PFS, progression-free survival; OS, overall survival; NR, not reported; NS, non-significant; and p, p-value.

). In the CheckMate 214 trial, the median PFS and OS were two-fold higher in PD-L1-negative patients compared to PD-L1-positive patients treated with sunitinib [10]. Specifically, the median OS was 42.22 and 23.88 months, respectively. Similarly, in the KEYNOTE 426 study, patients with PD-L1 expression had a significantly shorter OS in the sunitinib group (p = 0.025) [13]. Negative associations between PD-L1 expression and PFS were also observed in the Javelin Renal 101 (p = 0.0037) and CheckMate 9ER (p = 0.00045) trials [11,14]. In the CLEAR study, patients with CPS < 1 showed a trend towards a longer PFS in the sunitinib arm (p = 0.067) [12]. Biomolecular analysis revealed that PD-L1-positive tumors were enriched in immune/proliferative, proliferative, and stromal/proliferative clusters. These mixed signatures were associated with a worse outcome with sunitinib and a worse prognosis. Finally, in the IMmotion151 study, despite its negative outcome, it was observed that patients in the sunitinib group with PD-L1 expression had a reduced PFS, particularly when PD-L1 expression was associated with the sarcomatoid features, with a median of 8.4 months in the ITT population compared to 5.6 months in the cohort with PD-L1-positive sarcomatoid RCC [16].

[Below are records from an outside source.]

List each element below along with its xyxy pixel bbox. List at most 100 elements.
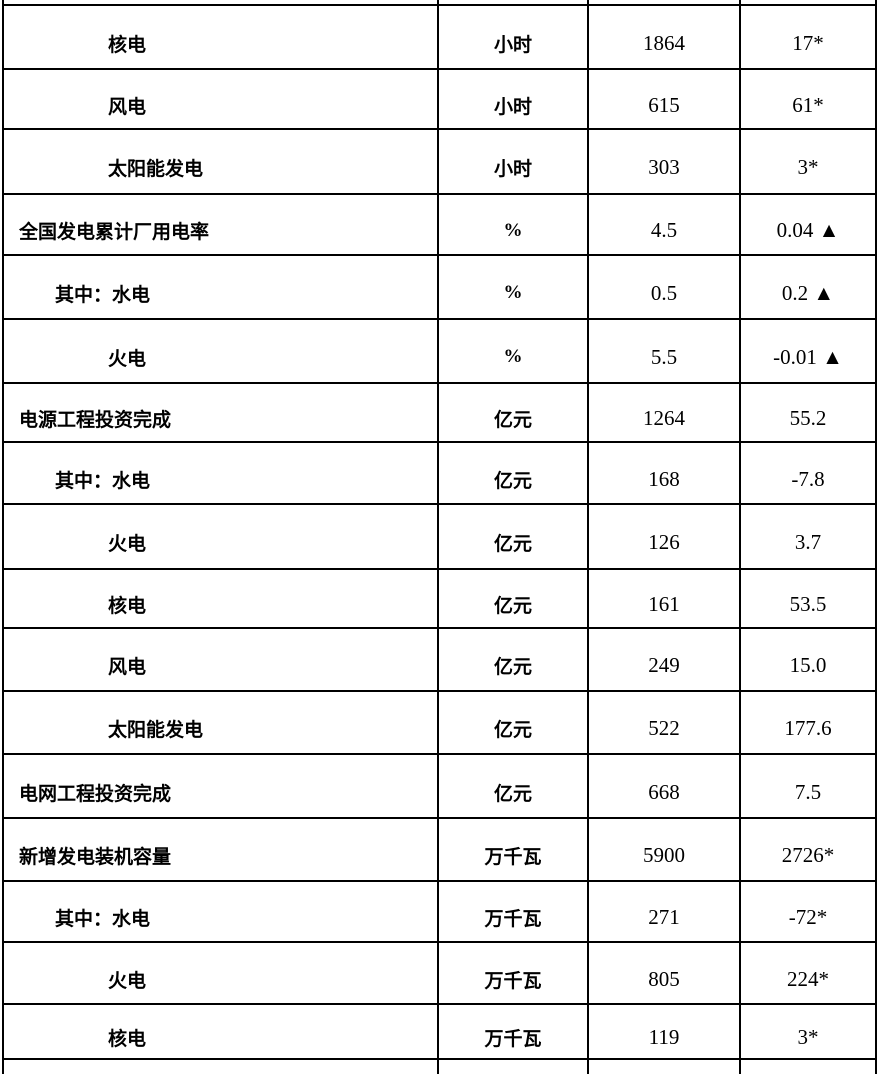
- indicator-label: 电源工程投资完成: [19, 410, 172, 431]
- change-text: 0.04 ▲: [776, 218, 840, 242]
- change-text: 15.0: [789, 653, 827, 677]
- value-cell: 126: [589, 505, 741, 568]
- indicator-cell: 风电: [4, 629, 439, 690]
- unit-cell: 亿元: [439, 384, 589, 441]
- unit-cell: %: [439, 195, 589, 254]
- indicator-label: 太阳能发电: [108, 720, 204, 741]
- indicator-label: 其中：水电: [55, 470, 151, 492]
- change-text: 61*: [792, 92, 824, 117]
- unit-cell: 亿元: [439, 505, 589, 568]
- change-cell: 0.04 ▲: [741, 195, 875, 254]
- unit-label: 万千瓦: [484, 847, 542, 868]
- change-text: 3*: [797, 155, 819, 179]
- partial-row-bottom: [4, 1060, 875, 1074]
- change-cell: 15.0: [741, 629, 875, 690]
- value-cell: 1264: [589, 384, 741, 441]
- value-text: 4.5: [650, 218, 678, 242]
- table-row: 太阳能发电 小时 303 3*: [4, 130, 875, 195]
- change-cell: 3*: [741, 1005, 875, 1058]
- value-cell: 0.5: [589, 256, 741, 318]
- unit-label: 万千瓦: [484, 1029, 542, 1050]
- table-body: 核电 小时 1864 17* 风电 小时 615 61* 太阳能发电 小时: [4, 6, 875, 1060]
- value-text: 249: [648, 653, 680, 677]
- indicator-label: 核电: [108, 596, 147, 617]
- indicator-label: 核电: [108, 34, 147, 56]
- table-row: 火电 万千瓦 805 224*: [4, 943, 875, 1005]
- indicator-label: 火电: [108, 348, 147, 370]
- table-row: 太阳能发电 亿元 522 177.6: [4, 692, 875, 755]
- unit-label: 亿元: [493, 657, 532, 678]
- unit-cell: 亿元: [439, 755, 589, 817]
- indicator-cell: 火电: [4, 943, 439, 1003]
- indicator-cell: 火电: [4, 505, 439, 568]
- partial-cell: [589, 1060, 741, 1074]
- table-row: 其中：水电 % 0.5 0.2 ▲: [4, 256, 875, 320]
- unit-label: 亿元: [493, 783, 532, 805]
- change-cell: 17*: [741, 6, 875, 68]
- value-cell: 5.5: [589, 320, 741, 382]
- change-cell: 61*: [741, 70, 875, 128]
- indicator-cell: 风电: [4, 70, 439, 128]
- indicator-label: 核电: [108, 1029, 147, 1050]
- value-cell: 615: [589, 70, 741, 128]
- indicator-cell: 太阳能发电: [4, 130, 439, 193]
- unit-label: 万千瓦: [484, 970, 542, 992]
- unit-label: 亿元: [493, 534, 532, 555]
- value-text: 0.5: [650, 280, 678, 305]
- change-cell: 55.2: [741, 384, 875, 441]
- unit-cell: 万千瓦: [439, 1005, 589, 1058]
- value-text: 119: [648, 1025, 680, 1049]
- change-cell: 53.5: [741, 570, 875, 627]
- unit-label: 亿元: [493, 720, 532, 741]
- indicator-label: 风电: [108, 96, 147, 118]
- value-cell: 1864: [589, 6, 741, 68]
- unit-label: %: [503, 282, 523, 303]
- unit-cell: %: [439, 256, 589, 318]
- change-cell: 0.2 ▲: [741, 256, 875, 318]
- partial-cell: [741, 1060, 875, 1074]
- value-cell: 805: [589, 943, 741, 1003]
- change-text: 0.2 ▲: [781, 280, 835, 305]
- change-cell: -0.01 ▲: [741, 320, 875, 382]
- unit-cell: 小时: [439, 6, 589, 68]
- change-text: -72*: [788, 905, 828, 929]
- table-row: 全国发电累计厂用电率 % 4.5 0.04 ▲: [4, 195, 875, 256]
- table-row: 核电 小时 1864 17*: [4, 6, 875, 70]
- indicator-cell: 核电: [4, 1005, 439, 1058]
- table-row: 风电 小时 615 61*: [4, 70, 875, 130]
- value-cell: 4.5: [589, 195, 741, 254]
- change-cell: 2726*: [741, 819, 875, 880]
- value-cell: 161: [589, 570, 741, 627]
- change-text: 55.2: [789, 406, 827, 430]
- change-text: 224*: [787, 966, 829, 991]
- table-row: 核电 亿元 161 53.5: [4, 570, 875, 629]
- value-text: 805: [648, 966, 680, 991]
- value-cell: 668: [589, 755, 741, 817]
- value-cell: 168: [589, 443, 741, 503]
- partial-cell: [4, 1060, 439, 1074]
- indicator-cell: 火电: [4, 320, 439, 382]
- table-row: 其中：水电 亿元 168 -7.8: [4, 443, 875, 505]
- change-cell: 224*: [741, 943, 875, 1003]
- indicator-label: 全国发电累计厂用电率: [19, 222, 210, 243]
- indicator-cell: 核电: [4, 570, 439, 627]
- unit-label: 小时: [493, 96, 532, 118]
- indicator-label: 其中：水电: [55, 909, 151, 930]
- unit-label: 小时: [493, 159, 532, 180]
- change-cell: 3*: [741, 130, 875, 193]
- change-cell: 3.7: [741, 505, 875, 568]
- indicator-label: 火电: [108, 534, 147, 555]
- table-row: 风电 亿元 249 15.0: [4, 629, 875, 692]
- change-text: 17*: [792, 30, 824, 55]
- unit-cell: 亿元: [439, 692, 589, 753]
- value-cell: 271: [589, 882, 741, 941]
- indicator-label: 风电: [108, 657, 147, 678]
- unit-label: %: [503, 346, 523, 367]
- table-row: 电源工程投资完成 亿元 1264 55.2: [4, 384, 875, 443]
- unit-cell: 亿元: [439, 629, 589, 690]
- change-cell: 177.6: [741, 692, 875, 753]
- unit-cell: 万千瓦: [439, 882, 589, 941]
- value-text: 5.5: [650, 344, 678, 369]
- change-text: 7.5: [794, 779, 822, 804]
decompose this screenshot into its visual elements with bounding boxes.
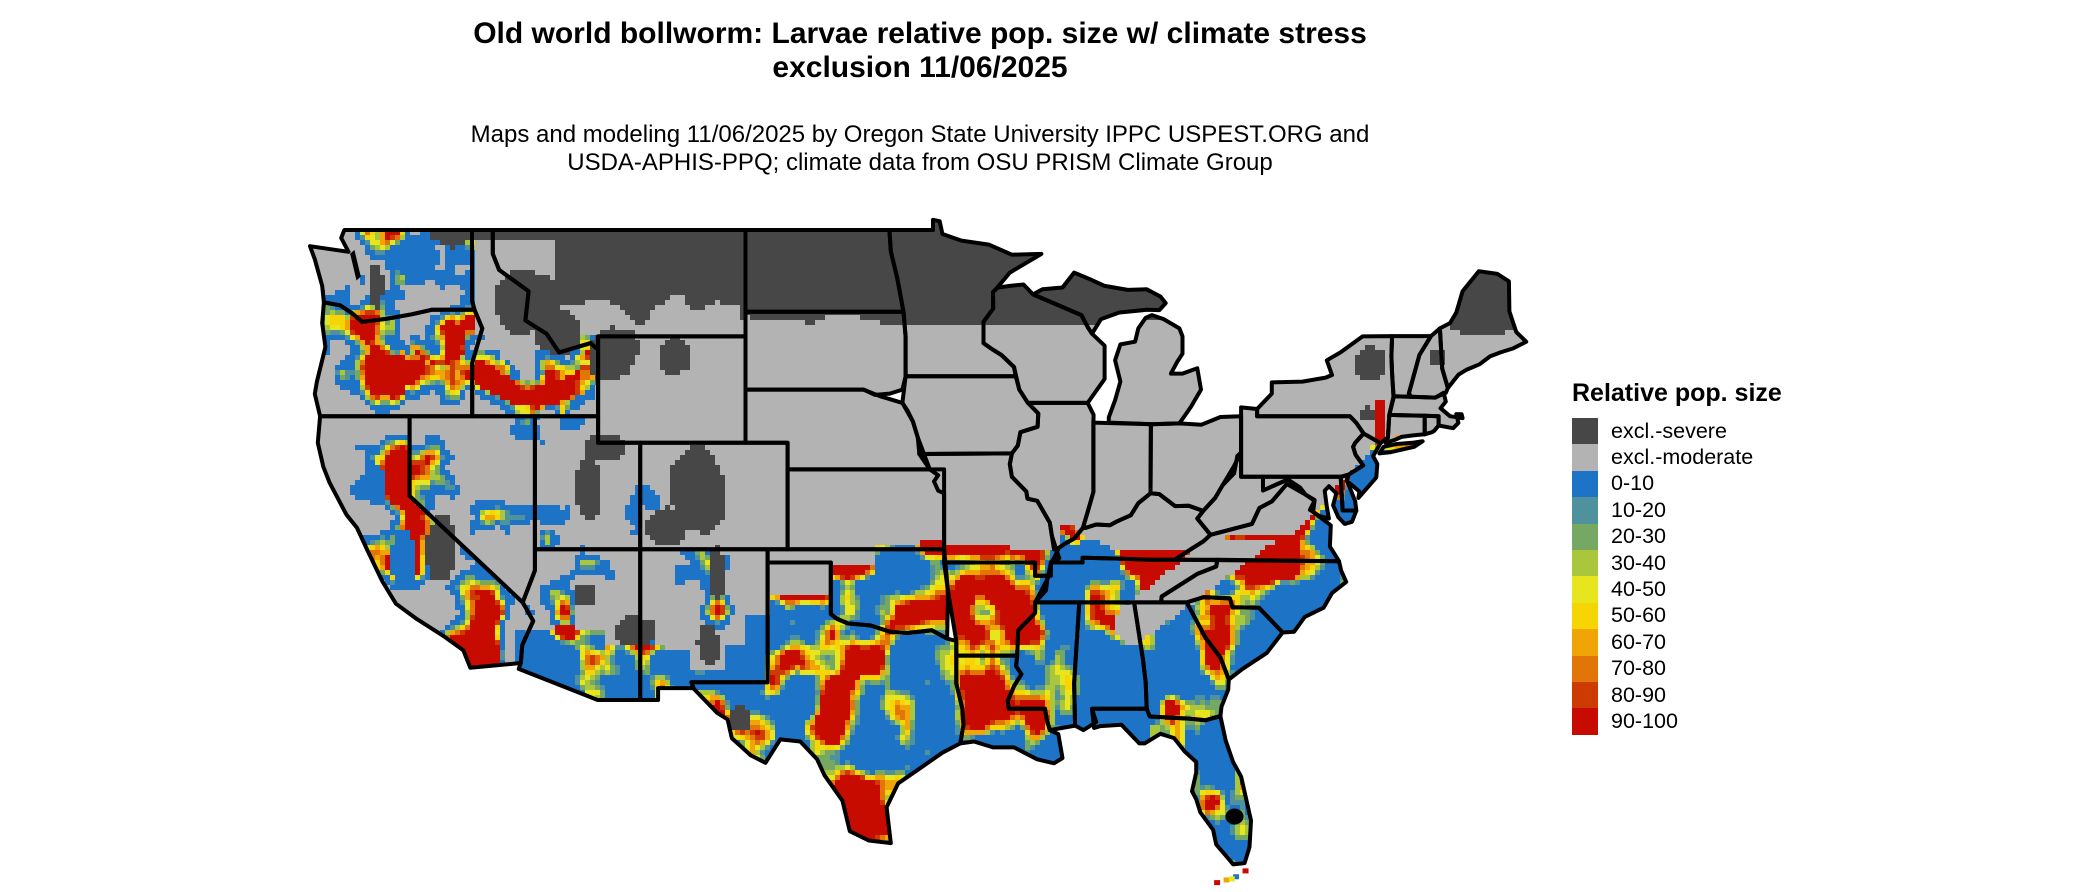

As a conclusion, it should be noted that multiple studies have shown a reduced efficacy of sunitinib in patients with PD-L1 expression. This suggests that PD-L1 expression could be a negative predictive factor for sunitinib treatment, aligning with broader findings that PD-L1 positivity is associated with poorer outcomes in metastatic RCC. Secondly, there are limited data on the impact of PD-L1 status across different IMDC risk groups. Despite the recognition of PD-L1 as a negative biomarker, there remains limited evidence on how PD-L1 status influences the activity of sunitinib in patients with favorable risk. Although there is currently no strong evidence supporting the use of PD-L1 alone as a biomarker for sunitinib treatment in metastatic RCC in daily practice, it is crucial to exercise caution in asserting that sunitinib can be safely administered in groups with favorable risk. These patients may still express PD-L1, potentially compromising the effectiveness of targeted therapy. This complexity underscores the need for more nuanced and personalized approaches to RCC treatment, incorporating a broader range of biomarkers and patient characteristics to guide therapy decisions more effectively. Moreover, future research should focus on elucidating the role of PD-L1 and other potential biomarkers in predicting responses to targeted and immunotherapies across diverse patient populations. This would enhance our ability to tailor treatments to individual patients, maximizing efficacy and improving the overall outcomes in metastatic RCC.